By Bonnie Davidson
The Courier 

Glasgow School Program To Open Doors For Future Engineers

 

Bonnie Davidson / The Courier

STEM (Science, Technology, Engineering, Mathematics) Lab is coming to the Glasgow Middle School next year.

New opportunity will come with new classes and new classrooms in the next school year. One local teacher has been spearheading the efforts to bring a program to Glasgow that will encourage students to look at future careers in engineering, technology and design.

Jim Stone, who has been teaching at the Glasgow High School, is getting ready to make his move into the middle school next year. He's been chipping away at boxes and gathering equipment and supplies that will be needed for the new STEM (Science, Technology, Engineering and Math) lab. He's been knocking on doors and hitting pavement to get sponsorships from businesses and individuals to help support the Project Lead The Way (PLTW) program that will hopefully begin at the middle school.

The "Gateway" program targets the middle school grades sixth through eighth, as students are just starting to look at what they might be interested in the future. The idea is that it will help provide a little experience to give students an idea of not only what their strengths are, but also what they might want to pursue. The curriculum is already built into 45 minute classes in nine-week units, which fit perfectly into the current schedule.


"It matches up with the core curriculum already laid out," Stone said.

Stone went to a training in Seattle over the summer where he experienced the program. They had one week of intense classes to get them through nine weeks of lessons where they learned about the program and then put that to use. He worked with another teacher designing and building a robot. Something that he will bring to Glasgow students next year.

"It's about coming up with their own solutions and critical thinking," Stone said.

Stone is set to visit other schools already implementing the program around the state, like in Billings, Bozeman and Missoula in February. He'll visit with a few other teachers that are planning on being trained for the program. The national program has businesses looking to invest in the program to help invest in skills that will be needed as these kids enter the working world or move into higher education.

"Students are forced to work together and they find their individual strengths while working with each other," Stone said.

The students will work in a more open classroom where the teacher is there to help guide them towards the goal. Their curriculum would be pulled up on computers that would list their goals and the projects they might be working on. Stone would work to facilitate projects and help teams or individuals one on one. As many of the projects, like building robots, won't have a certain way to do things, there could be endless possibilities to reach the final outcome. It will also help team members find out who might be better at designing, building or working on the mechanics of projects.
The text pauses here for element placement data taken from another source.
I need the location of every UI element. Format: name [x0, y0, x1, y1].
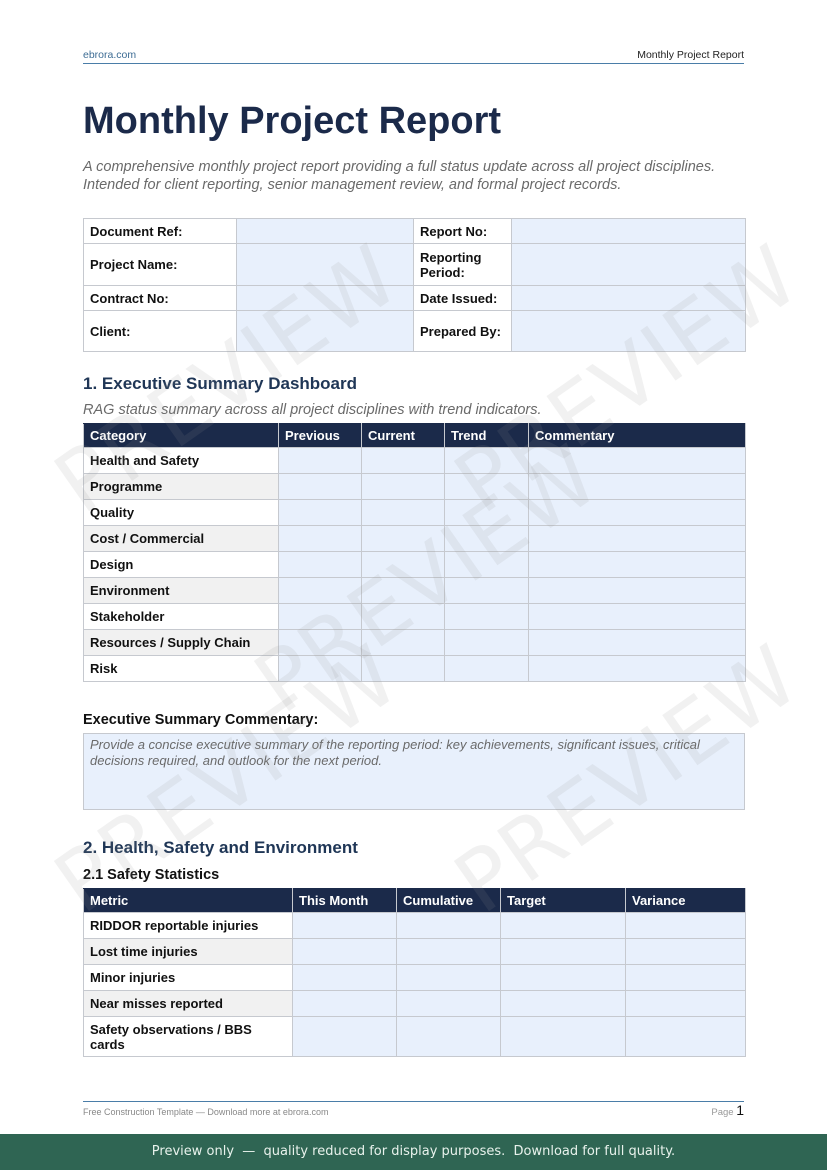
variance-cell[interactable] — [626, 939, 746, 965]
column-header: Variance — [626, 889, 746, 913]
previous-cell[interactable] — [279, 526, 362, 552]
previous-cell[interactable] — [279, 656, 362, 682]
current-cell[interactable] — [362, 656, 445, 682]
page-title: Monthly Project Report — [83, 100, 501, 143]
trend-cell[interactable] — [445, 578, 529, 604]
metric-cell: Lost time injuries — [84, 939, 293, 965]
current-cell[interactable] — [362, 500, 445, 526]
current-cell[interactable] — [362, 604, 445, 630]
this-month-cell[interactable] — [293, 965, 397, 991]
target-cell[interactable] — [501, 991, 626, 1017]
report-no-field[interactable] — [512, 219, 746, 244]
cumulative-cell[interactable] — [397, 913, 501, 939]
commentary-cell[interactable] — [529, 578, 746, 604]
metric-cell: Safety observations / BBS cards — [84, 1017, 293, 1057]
commentary-label: Executive Summary Commentary: — [83, 712, 318, 728]
dashboard-table: Category Previous Current Trend Commenta… — [83, 423, 746, 682]
safety-row: RIDDOR reportable injuries — [84, 913, 746, 939]
cumulative-cell[interactable] — [397, 1017, 501, 1057]
dashboard-row: Quality — [84, 500, 746, 526]
category-cell: Resources / Supply Chain — [84, 630, 279, 656]
category-cell: Health and Safety — [84, 448, 279, 474]
site-link[interactable]: ebrora.com — [83, 49, 136, 61]
info-row: Contract No: Date Issued: — [84, 286, 746, 311]
info-row: Project Name: Reporting Period: — [84, 244, 746, 286]
date-issued-field[interactable] — [512, 286, 746, 311]
header-doc-title: Monthly Project Report — [637, 49, 744, 61]
safety-statistics-heading: 2.1 Safety Statistics — [83, 867, 219, 883]
target-cell[interactable] — [501, 939, 626, 965]
commentary-cell[interactable] — [529, 630, 746, 656]
commentary-cell[interactable] — [529, 500, 746, 526]
dashboard-row: Programme — [84, 474, 746, 500]
target-cell[interactable] — [501, 965, 626, 991]
trend-cell[interactable] — [445, 630, 529, 656]
running-header: ebrora.com Monthly Project Report — [83, 48, 744, 64]
prepared-by-field[interactable] — [512, 311, 746, 352]
column-header: Metric — [84, 889, 293, 913]
category-cell: Risk — [84, 656, 279, 682]
column-header: Commentary — [529, 424, 746, 448]
category-cell: Quality — [84, 500, 279, 526]
dashboard-row: Risk — [84, 656, 746, 682]
dashboard-body: Health and SafetyProgrammeQualityCost / … — [84, 448, 746, 682]
dashboard-header-row: Category Previous Current Trend Commenta… — [84, 424, 746, 448]
this-month-cell[interactable] — [293, 991, 397, 1017]
metric-cell: Minor injuries — [84, 965, 293, 991]
category-cell: Cost / Commercial — [84, 526, 279, 552]
previous-cell[interactable] — [279, 448, 362, 474]
commentary-cell[interactable] — [529, 656, 746, 682]
info-label: Reporting Period: — [414, 244, 512, 286]
page-subtitle: A comprehensive monthly project report p… — [83, 158, 744, 194]
trend-cell[interactable] — [445, 656, 529, 682]
variance-cell[interactable] — [626, 1017, 746, 1057]
trend-cell[interactable] — [445, 552, 529, 578]
contract-no-field[interactable] — [237, 286, 414, 311]
footer-text: Free Construction Template — Download mo… — [83, 1107, 328, 1117]
previous-cell[interactable] — [279, 630, 362, 656]
variance-cell[interactable] — [626, 965, 746, 991]
info-row: Client: Prepared By: — [84, 311, 746, 352]
safety-row: Minor injuries — [84, 965, 746, 991]
current-cell[interactable] — [362, 578, 445, 604]
trend-cell[interactable] — [445, 448, 529, 474]
current-cell[interactable] — [362, 474, 445, 500]
client-field[interactable] — [237, 311, 414, 352]
project-name-field[interactable] — [237, 244, 414, 286]
info-label: Document Ref: — [84, 219, 237, 244]
dashboard-row: Stakeholder — [84, 604, 746, 630]
target-cell[interactable] — [501, 1017, 626, 1057]
column-header: Target — [501, 889, 626, 913]
current-cell[interactable] — [362, 552, 445, 578]
info-label: Project Name: — [84, 244, 237, 286]
commentary-cell[interactable] — [529, 604, 746, 630]
safety-row: Near misses reported — [84, 991, 746, 1017]
document-info-table: Document Ref: Report No: Project Name: R… — [83, 218, 746, 352]
current-cell[interactable] — [362, 448, 445, 474]
commentary-cell[interactable] — [529, 552, 746, 578]
cumulative-cell[interactable] — [397, 965, 501, 991]
trend-cell[interactable] — [445, 604, 529, 630]
trend-cell[interactable] — [445, 500, 529, 526]
previous-cell[interactable] — [279, 578, 362, 604]
safety-statistics-table: Metric This Month Cumulative Target Vari… — [83, 888, 746, 1057]
column-header: Cumulative — [397, 889, 501, 913]
column-header: Category — [84, 424, 279, 448]
safety-row: Lost time injuries — [84, 939, 746, 965]
page-number: Page 1 — [711, 1102, 744, 1118]
page-label: Page — [711, 1107, 733, 1118]
dashboard-row: Environment — [84, 578, 746, 604]
commentary-cell[interactable] — [529, 526, 746, 552]
this-month-cell[interactable] — [293, 939, 397, 965]
info-label: Client: — [84, 311, 237, 352]
previous-cell[interactable] — [279, 604, 362, 630]
category-cell: Environment — [84, 578, 279, 604]
info-label: Report No: — [414, 219, 512, 244]
info-label: Date Issued: — [414, 286, 512, 311]
trend-cell[interactable] — [445, 526, 529, 552]
variance-cell[interactable] — [626, 913, 746, 939]
info-label: Prepared By: — [414, 311, 512, 352]
section-1-intro: RAG status summary across all project di… — [83, 402, 542, 418]
cumulative-cell[interactable] — [397, 939, 501, 965]
dashboard-row: Cost / Commercial — [84, 526, 746, 552]
commentary-cell[interactable] — [529, 474, 746, 500]
preview-banner: Preview only — quality reduced for displ… — [0, 1134, 827, 1170]
previous-cell[interactable] — [279, 552, 362, 578]
safety-row: Safety observations / BBS cards — [84, 1017, 746, 1057]
column-header: Current — [362, 424, 445, 448]
metric-cell: RIDDOR reportable injuries — [84, 913, 293, 939]
safety-body: RIDDOR reportable injuriesLost time inju… — [84, 913, 746, 1057]
section-1-heading: 1. Executive Summary Dashboard — [83, 374, 357, 394]
executive-summary-commentary-field[interactable]: Provide a concise executive summary of t… — [83, 733, 745, 810]
info-label: Contract No: — [84, 286, 237, 311]
this-month-cell[interactable] — [293, 913, 397, 939]
section-2-heading: 2. Health, Safety and Environment — [83, 838, 358, 858]
this-month-cell[interactable] — [293, 1017, 397, 1057]
current-cell[interactable] — [362, 630, 445, 656]
info-row: Document Ref: Report No: — [84, 219, 746, 244]
dashboard-row: Health and Safety — [84, 448, 746, 474]
document-ref-field[interactable] — [237, 219, 414, 244]
page-number-value: 1 — [736, 1102, 744, 1118]
category-cell: Design — [84, 552, 279, 578]
previous-cell[interactable] — [279, 474, 362, 500]
category-cell: Stakeholder — [84, 604, 279, 630]
column-header: This Month — [293, 889, 397, 913]
previous-cell[interactable] — [279, 500, 362, 526]
category-cell: Programme — [84, 474, 279, 500]
variance-cell[interactable] — [626, 991, 746, 1017]
cumulative-cell[interactable] — [397, 991, 501, 1017]
trend-cell[interactable] — [445, 474, 529, 500]
column-header: Previous — [279, 424, 362, 448]
dashboard-row: Design — [84, 552, 746, 578]
current-cell[interactable] — [362, 526, 445, 552]
reporting-period-field[interactable] — [512, 244, 746, 286]
footer-rule — [83, 1101, 744, 1102]
safety-header-row: Metric This Month Cumulative Target Vari… — [84, 889, 746, 913]
dashboard-row: Resources / Supply Chain — [84, 630, 746, 656]
commentary-cell[interactable] — [529, 448, 746, 474]
target-cell[interactable] — [501, 913, 626, 939]
column-header: Trend — [445, 424, 529, 448]
metric-cell: Near misses reported — [84, 991, 293, 1017]
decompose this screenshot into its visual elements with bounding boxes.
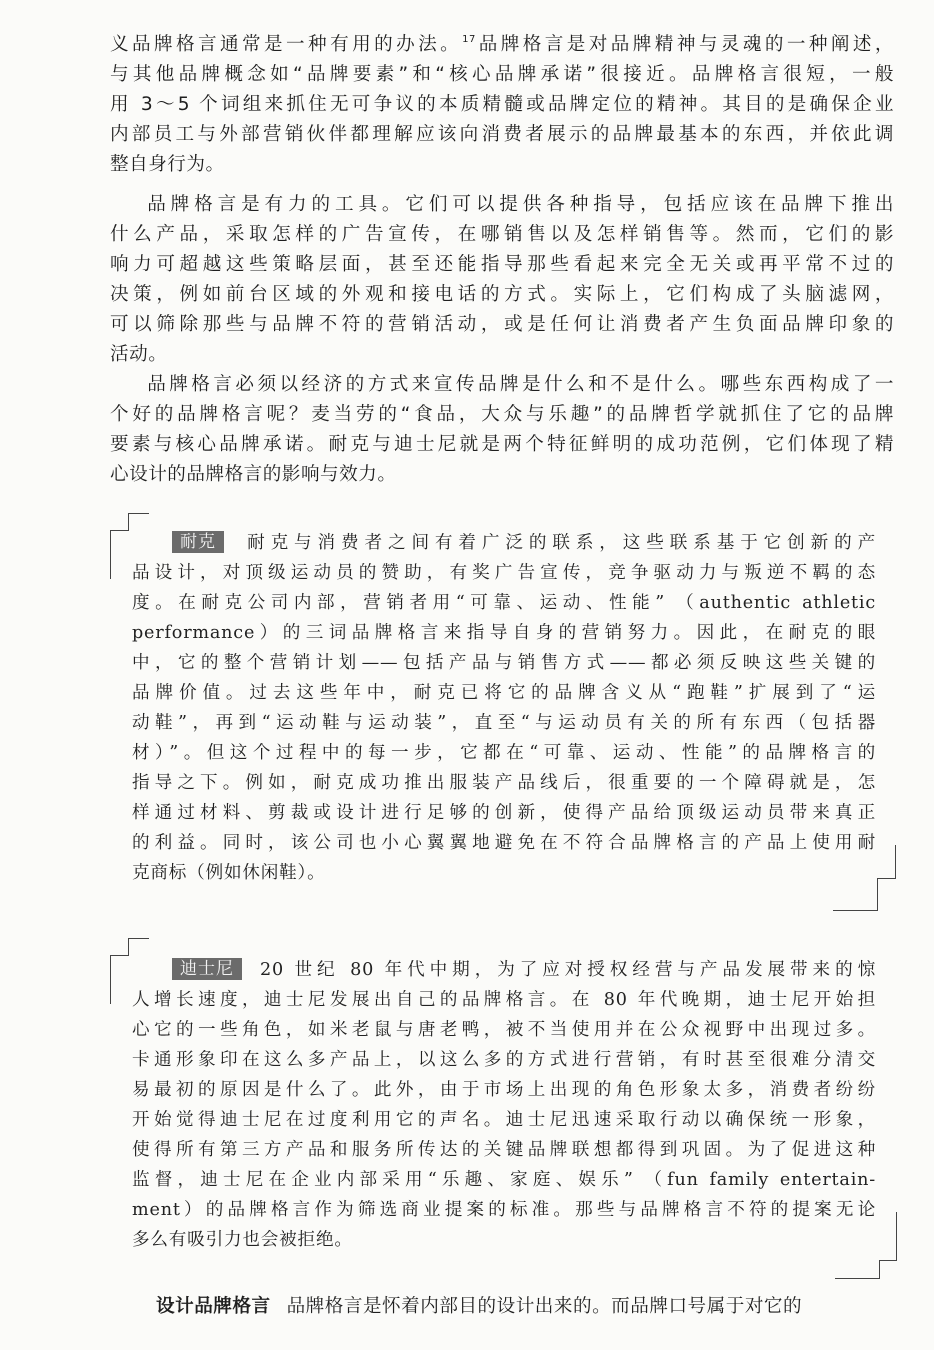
text-line: 心它的一些角色，如米老鼠与唐老鸭，被不当使用并在公众视野中出现过多。 <box>132 1015 876 1045</box>
text-line: 用 3～5 个词组来抓住无可争议的本质精髓或品牌定位的精神。其目的是确保企业 <box>110 90 894 120</box>
text-line: 与其他品牌概念如“品牌要素”和“核心品牌承诺”很接近。品牌格言很短，一般 <box>110 60 894 90</box>
text-line: 使得所有第三方产品和服务所传达的关键品牌联想都得到巩固。为了促进这种 <box>132 1135 876 1165</box>
text-line: 义品牌格言通常是一种有用的办法。17品牌格言是对品牌精神与灵魂的一种阐述， <box>110 30 894 60</box>
text-line: 个好的品牌格言呢？麦当劳的“食品，大众与乐趣”的品牌哲学就抓住了它的品牌 <box>110 400 894 430</box>
text-line: 易最初的原因是什么了。此外，由于市场上出现的角色形象太多，消费者纷纷 <box>132 1075 876 1105</box>
section-heading: 设计品牌格言 <box>156 1296 271 1317</box>
text-line: 可以筛除那些与品牌不符的营销活动，或是任何让消费者产生负面品牌印象的 <box>110 310 894 340</box>
text-line: 整自身行为。 <box>110 150 894 180</box>
section-intro: 设计品牌格言品牌格言是怀着内部目的设计出来的。而品牌口号属于对它的 <box>156 1292 896 1322</box>
text-line: 人增长速度，迪士尼发展出自己的品牌格言。在 80 年代晚期，迪士尼开始担 <box>132 985 876 1015</box>
text-line: 迪士尼20 世纪 80 年代中期，为了应对授权经营与产品发展带来的惊 <box>132 955 876 985</box>
text-line: 响力可超越这些策略层面，甚至还能指导那些看起来完全无关或再平常不过的 <box>110 250 894 280</box>
paragraph-1: 义品牌格言通常是一种有用的办法。17品牌格言是对品牌精神与灵魂的一种阐述， 与其… <box>110 30 894 180</box>
paragraph-2: 品牌格言是有力的工具。它们可以提供各种指导，包括应该在品牌下推出 什么产品，采取… <box>110 190 894 370</box>
box-bracket-bottom-right <box>878 845 896 879</box>
text-line: 动鞋”，再到“运动鞋与运动装”，直至“与运动员有关的所有东西（包括器 <box>132 708 876 738</box>
text-line: 材）”。但这个过程中的每一步，它都在“可靠、运动、性能”的品牌格言的 <box>132 738 876 768</box>
box-bracket-top-left-step <box>110 530 129 579</box>
text-line: 品牌格言必须以经济的方式来宣传品牌是什么和不是什么。哪些东西构成了一 <box>110 370 894 400</box>
text-line: 中，它的整个营销计划——包括产品与销售方式——都必须反映这些关键的 <box>132 648 876 678</box>
text-line: 的利益。同时，该公司也小心翼翼地避免在不符合品牌格言的产品上使用耐 <box>132 828 876 858</box>
text-line: 开始觉得迪士尼在过度利用它的声名。迪士尼迅速采取行动以确保统一形象， <box>132 1105 876 1135</box>
text-line: 耐克耐克与消费者之间有着广泛的联系，这些联系基于它创新的产 <box>132 528 876 558</box>
text-line: 心设计的品牌格言的影响与效力。 <box>110 460 894 490</box>
text-line: 度。在耐克公司内部，营销者用“可靠、运动、性能” （authentic athl… <box>132 588 876 618</box>
text-line: 品设计，对顶级运动员的赞助，有奖广告宣传，竞争驱动力与叛逆不羁的态 <box>132 558 876 588</box>
text-line: ment）的品牌格言作为筛选商业提案的标准。那些与品牌格言不符的提案无论 <box>132 1195 876 1225</box>
text-line: 要素与核心品牌承诺。耐克与迪士尼就是两个特征鲜明的成功范例，它们体现了精 <box>110 430 894 460</box>
text-line: 品牌价值。过去这些年中，耐克已将它的品牌含义从“跑鞋”扩展到了“运 <box>132 678 876 708</box>
section-text: 品牌格言是怀着内部目的设计出来的。而品牌口号属于对它的 <box>287 1296 803 1317</box>
text-line: 品牌格言是有力的工具。它们可以提供各种指导，包括应该在品牌下推出 <box>110 190 894 220</box>
box-bracket-top-left <box>128 938 149 956</box>
paragraph-3: 品牌格言必须以经济的方式来宣传品牌是什么和不是什么。哪些东西构成了一 个好的品牌… <box>110 370 894 490</box>
text-line: 样通过材料、剪裁或设计进行足够的创新，使得产品给顶级运动员带来真正 <box>132 798 876 828</box>
text-line: 决策，例如前台区域的外观和接电话的方式。实际上，它们构成了头脑滤网， <box>110 280 894 310</box>
text-line: 内部员工与外部营销伙伴都理解应该向消费者展示的品牌最基本的东西，并依此调 <box>110 120 894 150</box>
case-label-badge: 迪士尼 <box>172 958 242 980</box>
text-line: 卡通形象印在这么多产品上，以这么多的方式进行营销，有时甚至很难分清交 <box>132 1045 876 1075</box>
box-bracket-bottom-right-step <box>835 1260 880 1279</box>
text-line: 活动。 <box>110 340 894 370</box>
case-label-badge: 耐克 <box>172 531 224 553</box>
box-bracket-bottom-right <box>880 1212 897 1261</box>
text-line: 什么产品，采取怎样的广告宣传，在哪销售以及怎样销售等。然而，它们的影 <box>110 220 894 250</box>
case-box-disney: 迪士尼20 世纪 80 年代中期，为了应对授权经营与产品发展带来的惊 人增长速度… <box>132 955 876 1255</box>
footnote-ref[interactable]: 17 <box>462 34 476 45</box>
text-line: 克商标（例如休闲鞋）。 <box>132 858 876 888</box>
text-line: 指导之下。例如，耐克成功推出服装产品线后，很重要的一个障碍就是，怎 <box>132 768 876 798</box>
case-box-nike: 耐克耐克与消费者之间有着广泛的联系，这些联系基于它创新的产 品设计，对顶级运动员… <box>132 528 876 888</box>
text-line: performance）的三词品牌格言来指导自身的营销努力。因此，在耐克的眼 <box>132 618 876 648</box>
text-line: 多么有吸引力也会被拒绝。 <box>132 1225 876 1255</box>
text-line: 监督，迪士尼在企业内部采用“乐趣、家庭、娱乐” （fun family ente… <box>132 1165 876 1195</box>
box-bracket-top-left-step <box>110 955 129 1004</box>
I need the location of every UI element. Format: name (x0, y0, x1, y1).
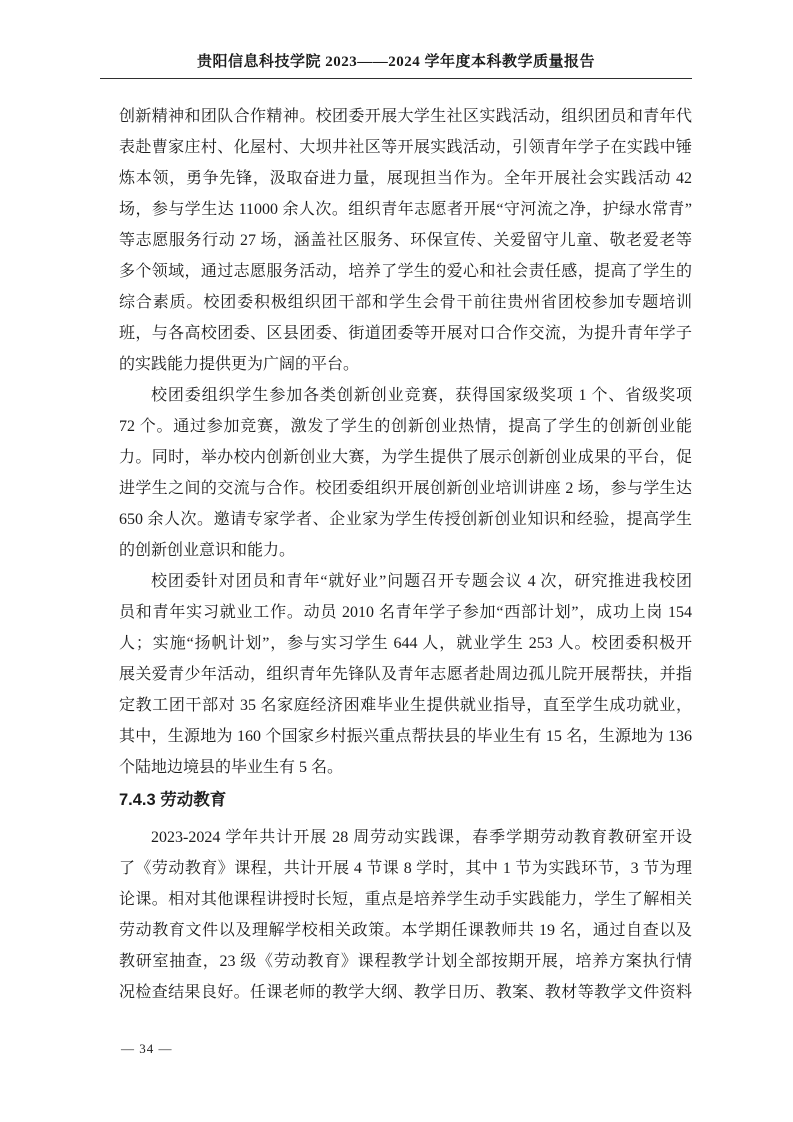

The idea is that as the program builds, more courses will be added on. It will start out with automation and robotics, later adding design and modeling as foundation courses. As the program grows it's possible that courses like flight and space, science and technology and medical detectives would be added. The program could also grow into the high school curriculum and give dual credit classes, giving students college credits for biological engineering, architecture and digital/electrical engineering.

Stone started seeking sponsors for the program to help pay for all the equipment that is needed to get started on PLTW. Sara Swanson Partridge, owner of Farm Equipment Sales, which carries John Deere was one of the first sponsors. She gave $10,000 for the program. John Deere is also a national sponsor for the program. She explained that the program would be a great fit and she hoped it would bring skills to workers that she might need in the future.

"It's an opportunity two fold, to have an opportunity in the school system, but it can also help get them a job with experience needed for local businesses," Partridge said.

She said that the program will help future workers have some real life applications, which will prepare them for the workforce. Technicians that work for her have to learn not only the technology side of the implement dealer business, but they also have to know some of the technical writing side to complete their work. Her donations helped purchase five robots and some of the other equipment needed.


Other sponsors that have stepped up are Boeing, with a $7,500 donation, Zerbes gave $4,800, the Office of Public Instruction chipped in $4,500 and the Glasgow High School Trust fund kicked in $1,600. Stone said that the local Soroptimist group donated another $250 recently to help purchase equipment.

A list of equipment is still needed before they can start the program. Businesses or individuals can find the list on the school district's website under the courses and classes tab, or by typing in http://www.glasgow.k12.mt.us/District/Class/119-Scottie-STEM-Program-Project-Lead-the-Way.

Stone is also prepping the lab by creating work tables, spaces for computers to fit and creating carts that have all the pieces needed to build and create the robots. The pieces can be taken apart and reused in future classes. So the initial costs of starting the program has slowed down the implementation. He explained that the progress in the room has been slowly coming together, but his excitement for the program has sustained him to keep pushing forward.

"I want the world in this room," Stone said.

Bonnie Davidson / For The Courier

Teacher Jim Stone shows Farm Equipment Sales owner Sarah Partridge the robots that her donation helped purchase for the school. The robots this year have been built by school clubs, but next year they will be part of the PLTW (Project Lead The Way) curriculum in a new STEM (Science, Technology, Engineering and Math) lab at East Side School.